I keep being told recently to “stop promoting obesity” I never mention my weight on posts. The worst is when people say stuff like I bet you loved all the food over Christmas. Also when other people are eating, and you don’t want to, they say “oh you not hungry Saff?”, like they expect me to eat everything in sight.

“Oh, you had an eating disorder?” – Francesca: Francesca Sophia

My personal favourite: *a quick check of my figure* – ‘oh, you mean you used to be obese!’.

“You’re fat because you’re tall” – Stephanie: Stephanie Djl.

“Hate when people are slagging off fat people to my face & then go ‘oh not you, you’re not fat you’re tall”.

How not to talk to the ‘athletic’ ladies

‘You’re only fit & skinny because you were born with good genes’ – (me): The Wong Blog.

Look, I am aware that genes do play a role, but eurgh, this is not the way not to talk to the person who does sport. It’s not supportive or encouraging. I know this statement is not intended to be malicious but is more of a case of ignorance. The reality is that I train; I probably did push-ups & planks the night before you decided to say that. Mate, do you think I just woke up one day & could do the splits? Get out of here!

“You’re like one of that gym **** s; all you do is spend your life in there” – Hannah.

‘For me, fitness is about taking responsibility for yourself, having that independence to explore your incredible body & what it can do. Pushing your limits. It’s about developing a strong mind. You set goals, and you achieve them. I’ve met incredibly ambitious & like-minded people from the fitness industry”.

“How do you stay so slim when you eat out so much?” – Seetal from Savla Faire.

“What people don’t want to hear is how much time I spend working out as reality is less sexy than saying something about genetics”.
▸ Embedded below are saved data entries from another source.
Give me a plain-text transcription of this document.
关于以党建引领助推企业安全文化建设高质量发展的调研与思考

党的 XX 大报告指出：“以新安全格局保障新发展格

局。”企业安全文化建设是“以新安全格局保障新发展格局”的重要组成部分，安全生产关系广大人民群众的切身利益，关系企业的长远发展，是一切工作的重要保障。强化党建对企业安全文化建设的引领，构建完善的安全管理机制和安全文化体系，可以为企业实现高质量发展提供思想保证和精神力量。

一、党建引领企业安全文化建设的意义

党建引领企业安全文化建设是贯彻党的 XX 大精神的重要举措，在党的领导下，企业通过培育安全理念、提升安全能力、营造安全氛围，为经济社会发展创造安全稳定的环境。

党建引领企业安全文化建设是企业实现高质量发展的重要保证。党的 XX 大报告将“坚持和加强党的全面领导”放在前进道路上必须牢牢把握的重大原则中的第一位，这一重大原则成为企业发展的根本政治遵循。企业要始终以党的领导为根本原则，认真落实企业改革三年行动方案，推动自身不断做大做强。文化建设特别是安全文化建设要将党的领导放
“Big legs” – Sophie: Sophies Choice.

“I’ve always had big legs from being a dancer and trained hard when I was younger. I’ve learned to love my legs, and I work hard to keep them muscly and toned. It does make me feel awful because other girls legs don’t touch when mine do, taking photos of myself can be a challenge for my self-esteem. I have to think to myself, it’s not that bad, I’m a strong, curvy woman and if I ever had to lift a car off anyone I probably could!”.

“How do you stay so slim when you eat like that!” – Chloe Martin: Pretty Magpie.

“Makes you feel ridiculously uncomfortable if you eat around others and you feel bad if you want to eat something naughty! I don’t think people understand that you have to exercise to counterbalance the naughty stuff!”

*Shows before & after photo from fitness transformation* “you looked better before, now you look unhealthy” – Anonymous.

“This comment completely disregards the hard work that I’ve put into my body, which is my choice. There are only two options with the body: fall in love with the way it is or through goals & seeing the beauty of your progression. I would recommend the latter because it gives much more than physical benefits regarding confidence & motivation”.

“If I ate like you, I’d be a horse” – Jo.

“This comment came from someone who is fully able-bodied, yet chooses not to exercise but tries to make a statement from what they think they know. Those who exercise regularly can eat more than those who do not. Believe it or not, if we ate what we wanted and didn’t work out, we’d be a horse too”.


I’ve written this post because I’m seeing too many of us put each other down. I want us to encourage each other. We’re all wonderfully different, and some of us find it challenging to relate to others. A BIG thank you to all that contributed to this post. I had so much fun to put it together because of you lot. I hope that we can communicate with each other in a healthy & encouraging way.